After 1.0 we thought of just settling down and putting out quick releases with just little fixes and changes, but the demand for TFTD was overwhelming, and soon development just darted in that direction, so we made that our goal. This is not news, all the major changes since 1.0 have been done in the name of TFTD and moddability. The engine and battlescape changes, externalized UI, externalized globe, dual fixed weapons, map scripting, etc etc. The actual vanilla gameplay experience is largely the same. This doesn't mean we just mindlessly put out feature after feature, it means we're working towards a goal. A lot of these features have major impacts to the game, requirements brought on by TFTD keep changing them up and we may need to rethink our solutions over and over until everything's straightened out and we reach "stability". I think just stopping and leaving all these associated features half-implemented is much more dangerous and prone to bugs, as we have to support and live with everything we made for the release, and will just upset people further if we keep pulling the rug between releases.

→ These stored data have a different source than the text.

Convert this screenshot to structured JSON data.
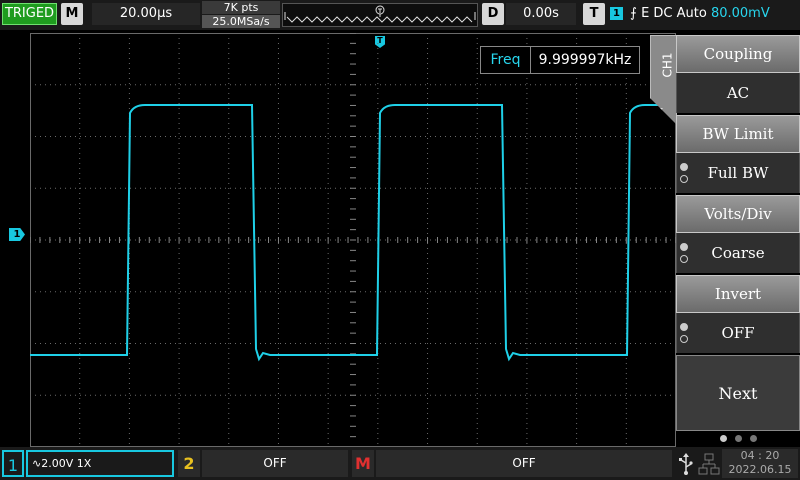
{
  "topbar": {
    "trigger_status": "TRIGED",
    "horizontal_key": "M",
    "timebase": "20.00μs",
    "memory_depth": "7K pts",
    "sample_rate": "25.0MSa/s",
    "delay_key": "D",
    "delay_value": "0.00s",
    "trigger_key": "T",
    "trigger_channel": "1",
    "trigger_slope_symbol": "⨍",
    "trigger_info": "E DC Auto",
    "trigger_level": "80.00mV"
  },
  "screen": {
    "freq_label": "Freq",
    "freq_value": "9.999997kHz",
    "ch1_marker": "1",
    "trigger_position_marker": "T",
    "waveform": {
      "type": "square",
      "color": "#1fd0e8",
      "levels": [
        "low",
        "high"
      ],
      "frequency": "9.999997kHz"
    }
  },
  "menu": {
    "channel_tab": "CH1",
    "items": [
      {
        "title": "Coupling",
        "value": "AC"
      },
      {
        "title": "BW Limit",
        "value": "Full BW"
      },
      {
        "title": "Volts/Div",
        "value": "Coarse"
      },
      {
        "title": "Invert",
        "value": "OFF"
      }
    ],
    "next_label": "Next"
  },
  "bottombar": {
    "ch1_number": "1",
    "ch1_settings": "2.00V 1X",
    "ch2_number": "2",
    "ch2_settings": "OFF",
    "math_label": "M",
    "math_settings": "OFF",
    "time": "04 : 20",
    "date": "2022.06.15"
  },
  "colors": {
    "ch1": "#18c8e0",
    "ch2": "#e8c020",
    "math": "#e03030",
    "triged": "#1f9c1f"
  }
}
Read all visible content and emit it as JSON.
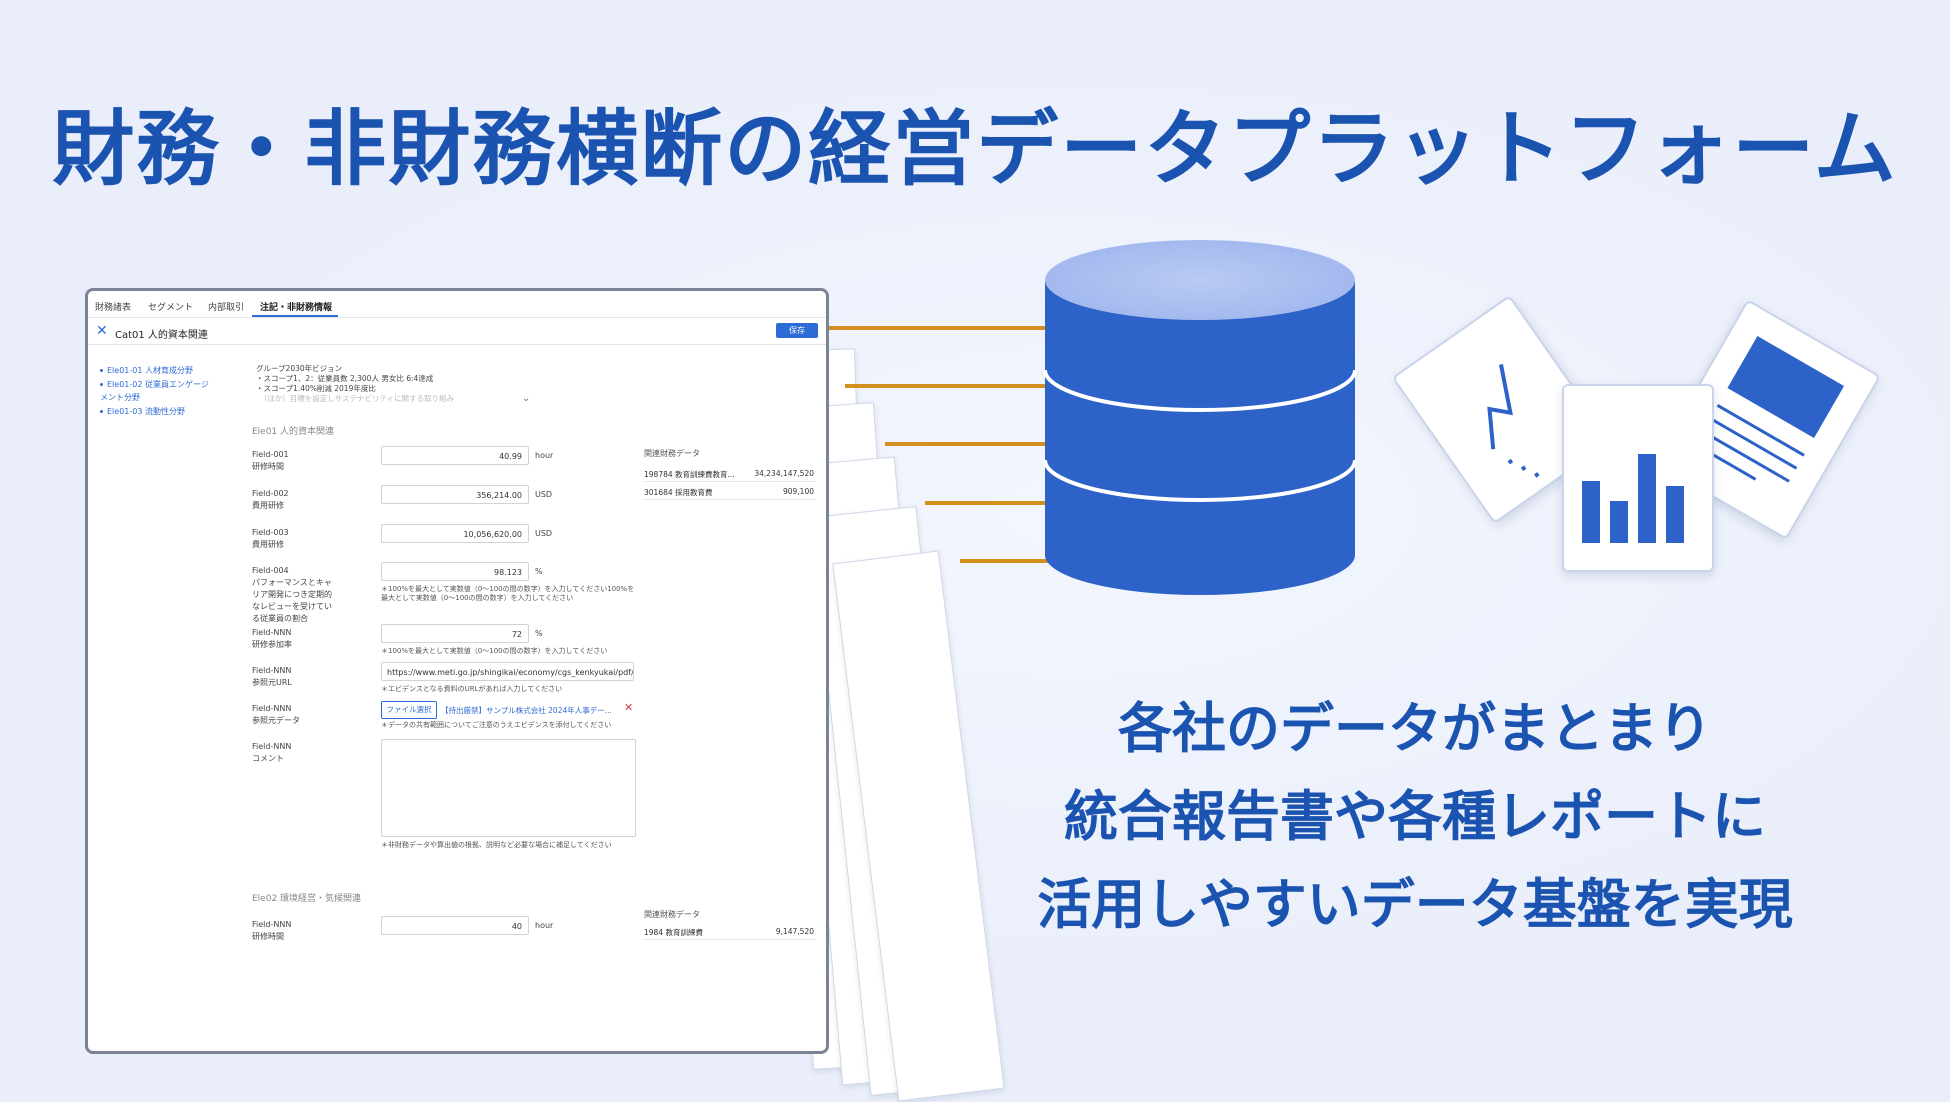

But I also don't like reliance on nightlies. If you look at most games you will not see nightlies, at most you can only get the latest nightly hidden away somewhere. That's it. The goal of nightlies is testing and experimenting for people that can't compile code. If there is a bug in the stable, they can check if it's still in the nightly, and if so, report it. You can also use them to get testing before a release or experiment with new features. But they are a programmer tool, ever-changing with the code and should not be relied upon.
However, OpenXcom has a slow development cycle, so I conceded and let people have nightlies to get to play with stuff earlier. Now the community pretty much lives by the nightlies, and every request is answered with "get the nightly". The problem is nightlies are not releases. They are automated builds made from the latest code. These code changes can have huge to no visible changes to players. The commit logs might make sense or they might be complete gibberish. There are no instructions or installers. New nightlies might come every hour or every month. So this often just leads to tons of confusion and bewilderment as players are repeatedly told to grasp something not designed for them.
On top of that, it limits the dev team too. We can no longer do big sweeping changes and experiment as necessary, we can't do lots of small iterative changes, because every public change we make to the code is expected to be stable and working. We often have to keep adding in workarounds and compatibility for WIP changes that people ended up relying on. If we have to make anything big, we have to keep it in private for days or weeks until we're sure it's all good to go, during which none of that code can be collaborated upon.
And that, I consider a personal failure, and I am deeply sorry the OpenXcom release cycle has come to this. OpenXcom has always had a big focus on the community, and I always do my best to provide you support, but the nightlies are a big thorn in that. Not everyone may agree with me. Reading this thread, it's pretty clear not a lot of people agree with me and I don't see eye to eye with a lot of issues going on, and my posting just seems to incite more arguing and misinformation. So I'm out, I'd rather stay behind the scenes doing what work needs to be done. Warboy will handle the release schedule however he sees fit.